Contributed by Chuan Hong. Chuan is currently in the NYC Data Science Academy 12 week full-time Data Science Bootcamp program taking place between September 26th to December 23rd, 2016. This post is based on her class project - Web Scraping.
In this world, people collect many types of things, such as movie posters, toys, or magnets, for many reasons. My project focuses on using web scraping and data visualization to understand a special group of collectors: postcrossers, who are addicted to exchange postcards all over the world.
On July 14th, 2005 the Postcrossing Project website was open to the public. The goal of this website is to allow people to receive postcards from all over the world, for free. It means that if you send a postcard, you will receive one back from a random Postcrosser from somewhere in the world. You may ask, how does it work? Actually, the procedure is very interesting, which is based on the trust mutually. The first step is to request to send a postcard. The website will send you an email with the address of another member and a Postcard ID as well. You then mail a postcard to that member. Once the member receives the postcard and registers it using the Postcard ID that is on the postcard, you are eligible to receive a postcard from another user at this point. Then, you are now in line for the next member who requests to send a postcard. Where the postcard comes from is a surprise!
The statistics data listed on this website showed that this website has millions of members from more 200 countries and a lot of postcards sent or received during a short time period.
I am personally curious about the the distribution of members and the situation of postcards exchanged one day. So, by using the scrapy, selenium and GoogleAPI packages in Python, I scraped some desired attributes from the postcrossing.com website.
Here are the methods of web scraping (see the flow chart below):
- Scrapy was used to obtain a list of variables from the website.
- Selenium was applied to log in and reach out to next page
- In the end, GoogleAPI was used to save all desired information into a google spreadsheet file
Following are two parts of web scraping in this project and the data collected from each part.
1. Member Distribution
Data collection: code, country.name, #members, #postcards.sent, and #population
2. Postcards Exchanged One Day
First, I scraped each postcard's card_url in the page of "Postcrossing Gallery".
Exploratory Data Analysis
1. Visualizing distributions of postcrossers and postcards (sent)

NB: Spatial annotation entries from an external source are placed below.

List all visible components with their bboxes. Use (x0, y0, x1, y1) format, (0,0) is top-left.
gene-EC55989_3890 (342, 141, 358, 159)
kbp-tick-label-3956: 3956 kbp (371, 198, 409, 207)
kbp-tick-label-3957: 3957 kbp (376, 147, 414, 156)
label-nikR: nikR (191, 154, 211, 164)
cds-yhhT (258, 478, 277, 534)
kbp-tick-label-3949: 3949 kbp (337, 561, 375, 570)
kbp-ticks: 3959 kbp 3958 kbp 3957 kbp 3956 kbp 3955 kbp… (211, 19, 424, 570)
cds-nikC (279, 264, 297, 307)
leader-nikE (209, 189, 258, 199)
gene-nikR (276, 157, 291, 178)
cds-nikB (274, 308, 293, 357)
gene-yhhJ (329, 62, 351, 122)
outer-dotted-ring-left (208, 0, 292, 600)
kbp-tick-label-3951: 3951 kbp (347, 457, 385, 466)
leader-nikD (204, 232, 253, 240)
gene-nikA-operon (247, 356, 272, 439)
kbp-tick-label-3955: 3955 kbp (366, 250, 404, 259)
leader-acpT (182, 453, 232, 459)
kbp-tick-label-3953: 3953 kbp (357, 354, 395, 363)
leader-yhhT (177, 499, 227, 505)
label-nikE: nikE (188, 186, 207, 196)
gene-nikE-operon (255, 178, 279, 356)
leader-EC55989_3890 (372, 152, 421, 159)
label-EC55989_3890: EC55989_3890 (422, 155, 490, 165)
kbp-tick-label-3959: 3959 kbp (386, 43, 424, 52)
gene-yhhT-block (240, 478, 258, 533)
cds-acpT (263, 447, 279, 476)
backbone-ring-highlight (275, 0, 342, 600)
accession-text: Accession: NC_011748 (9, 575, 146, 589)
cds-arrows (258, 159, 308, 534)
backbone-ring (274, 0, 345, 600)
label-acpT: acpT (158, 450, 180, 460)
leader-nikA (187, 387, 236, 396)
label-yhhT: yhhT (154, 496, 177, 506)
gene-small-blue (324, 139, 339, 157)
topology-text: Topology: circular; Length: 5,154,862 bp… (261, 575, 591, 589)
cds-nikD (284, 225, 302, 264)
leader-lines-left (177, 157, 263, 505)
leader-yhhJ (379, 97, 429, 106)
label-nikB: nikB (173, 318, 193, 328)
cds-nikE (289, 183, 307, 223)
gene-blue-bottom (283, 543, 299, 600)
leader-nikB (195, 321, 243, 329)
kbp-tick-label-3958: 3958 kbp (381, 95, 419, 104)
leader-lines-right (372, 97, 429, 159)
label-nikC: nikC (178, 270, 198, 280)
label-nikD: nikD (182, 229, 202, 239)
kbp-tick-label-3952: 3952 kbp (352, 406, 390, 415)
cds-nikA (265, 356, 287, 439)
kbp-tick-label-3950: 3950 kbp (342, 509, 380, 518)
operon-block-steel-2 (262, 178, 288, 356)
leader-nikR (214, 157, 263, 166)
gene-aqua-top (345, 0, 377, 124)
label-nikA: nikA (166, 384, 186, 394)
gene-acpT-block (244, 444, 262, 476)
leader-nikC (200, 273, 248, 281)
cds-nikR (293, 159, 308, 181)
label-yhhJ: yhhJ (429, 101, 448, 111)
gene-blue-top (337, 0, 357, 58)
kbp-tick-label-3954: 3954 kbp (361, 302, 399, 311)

Firstly, let's look the distributions of postcards (sent). The bar chart shows that during the past 11 years, millions of postcards were mainly sent from Germany, then from Russia, USA, and Netherlands.
Similar to the rankings of postcards, Russia has the largest number of postcrossers. However, compared to Tainwan and China, either USA or Germany has less number of postcrossers.
When I took into account the population, the bar chart of density gives us a different ranking. It looks like people in Finland, Vatican or Taiwan are more likely to be a postcrosser.
Meanwhile, the bar chart of #postcards sent per postcrosser shows that postcrossers in Finland are more likely to send postcards to others. On average, more than 100 postcards were sent by per postcrosser in Finland during 2005 to 2016.
2. Postcards versus postcrossers
The scatter plot below shows in these 210 countries, that the number of postcards (sent) positively correlate with the number of postcrossers.
3. Locating postcards registered one day
A total of 6202 postcards were registered within one day. In order to visualize the wide distribution of postcards exchanged one day, I created a map using Leaflet to geologically locate every postcard. Because each postcard corresponds to two postcrossers, the Sender and the Recipient, so I made two options to select "From" (P sign) and "To"(blue sign).
4. Mapping postcards routes: Postcards Connecting the World
Using the geological information of "From" and "To", I mapped the postcards flying routes. The map shows that Europe, Asia, and North America are the three main regions for postcrossing. The routes here also could be explained by the findings above of distributions of postcards and postcrossers.
5. Travel distance versus travel time
The scatter plot below shows a positive relationship between the postcard travel distance and travel time. Meanwhile, compared to the postcards exchanged between different countries (red), postcards exchanged in the same country (blue) had relatively shorter travel time/distance.